Parabens in cosmetics and pharmaceutical medications, role in breast cancer
June 20 2017 by
Ray Sahelian, MD

Parabens are a group of the alkyl esters of p-hydroxybenzoic acid and typically include methylparaben, ethylparaben, propylparaben, butylparaben, isobutylparaben, isopropylparaben, and benzylparaben. Parabens (or their salts) are widely used as preservatives in cosmetics, toiletries, and pharmaceuticals.

Parabens danger, advantage, and side effects
Parabens have a low toxicity profile and a long history of use. Testing of parabens has revealed to varying degrees that individual paraben compounds have weakly estrogenic activity in some in vitro screening tests. Reported in vivo effects include increased uterine weight (i.e., butyl-, isobutyl-, and benzylparaben) and male reproductive-tract effects (i.e., butyl- and propylparaben). However, in relation to estrogen as a control during in vivo studies, the parabens with activity are many orders of magnitude less active than estrogen. However, the risk remains that excessive parabens absorption from cosmetic skin care products could have an influence on breast tissue.

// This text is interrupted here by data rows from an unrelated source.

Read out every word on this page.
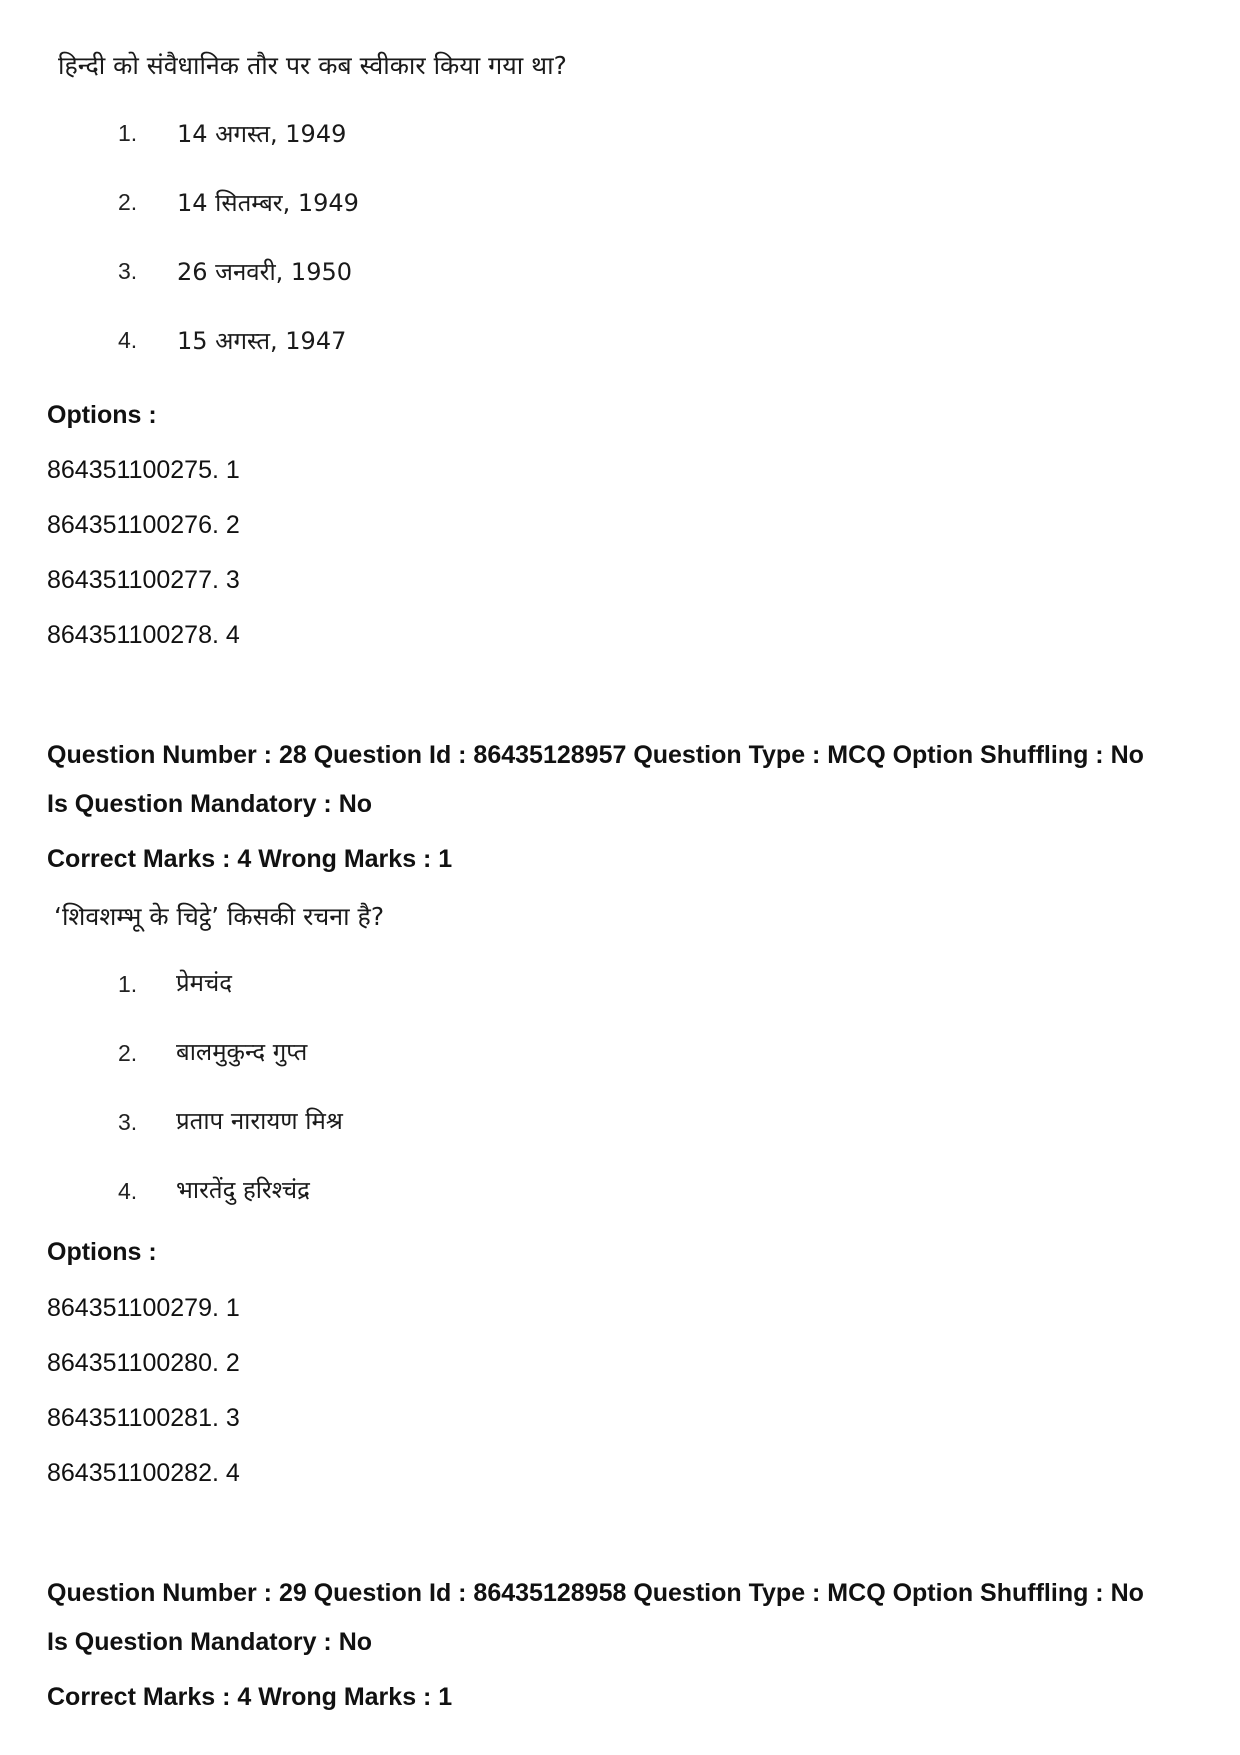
हिन्दी को संवैधानिक तौर पर कब स्वीकार किया गया था?
1. 14 अगस्त, 1949
2. 14 सितम्बर, 1949
3. 26 जनवरी, 1950
4. 15 अगस्त, 1947
Options :
864351100275. 1
864351100276. 2
864351100277. 3
864351100278. 4
Question Number : 28 Question Id : 86435128957 Question Type : MCQ Option Shuffling : No
Is Question Mandatory : No
Correct Marks : 4 Wrong Marks : 1
‘शिवशम्भू के चिट्ठे’ किसकी रचना है?
1. प्रेमचंद
2. बालमुकुन्द गुप्त
3. प्रताप नारायण मिश्र
4. भारतेंदु हरिश्चंद्र
Options :
864351100279. 1
864351100280. 2
864351100281. 3
864351100282. 4
Question Number : 29 Question Id : 86435128958 Question Type : MCQ Option Shuffling : No
Is Question Mandatory : No
Correct Marks : 4 Wrong Marks : 1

Parabens and Breast Cancer
It appears that parabens have estrogen like activity and hence may influence breast tissue. It remains to be seen whether parabens use increases the risk of breast cancer or perhaps has no practical effect.

Estrogenic activity of p-hydroxybenzoic acid (common metabolite of paraben esters) and methylparaben in human breast cancer cell lines.
J Appl Toxicology. 2005. Pugazhendhi D. Division of Cell and Molecular Biology, School of Animal and Microbial Sciences, University of Reading, Reading, UK.
This paper addresses the question of whether p-hydroxybenzoic acid, the common metabolite of parabens, possesses oestrogenic activity in human breast cancer cell lines. The alkyl esters of p-hydroxybenzoic acid (parabens) are used widely as preservatives in consumer products to which the human population is exposed and have been shown previously to possess oestrogenic activity and to be present in human breast tumour tissue, which is an oestrogen-responsive tissue. Recent work has shown p-hydroxybenzoic acid to give an oestrogenic response in the rodent uterotrophic assay. We report here that p-hydroxybenzoic acid possesses oestrogenic activity in a panel of assays in human breast cancer cell lines. Conclusion: It can be concluded that removal of the ester group from parabens does not abrogate its oestrogenic activity and that p-hydroxybenzoic acid can give estrogenic responses in human breast cancer cells.

J Toxicol Environ Health B Crit Reviews. 2013. Parabens: potential impact of low-affinity estrogen receptor binding chemicals on human health.. Parabens, alkyl esters of p-hydroxybenzoic acid, are widely used in cosmetics, pharmaceuticals, personal care products and as food additives to inhibit microbial growth and extend product shelf life. Consumers of these compounds are frequently exposed via the skin, lips, eyes, oral mucosa, nails, and hair. Parabens are estrogenic molecules but exert weaker activity than natural estrogens, which would imply a low risk. Consistent with this idea, a number of recent commission reports from different countries suggested that parabens pose a negligible endocrine-disrupting risk at the recommended doses. However, individuals are not routinely exposed to a single paraben, and most of the available paraben toxicity data, reviewed in these reports, are from single-exposure studies. Further, assessing the additive and cumulative risk of multiple paraben exposure from daily use of multiple cosmetic and/or personal care products is presently not possible based on current studies.

Cosmetic free parabens are widely available.

We would appreciate the doctor's opinion of the use of "methyl and propyl parabens" and propylene glycol in products used on the skin, or other personal care products.
   I have not studies parabens in any detail and hence don't have a good understanding of parabens or its various forms.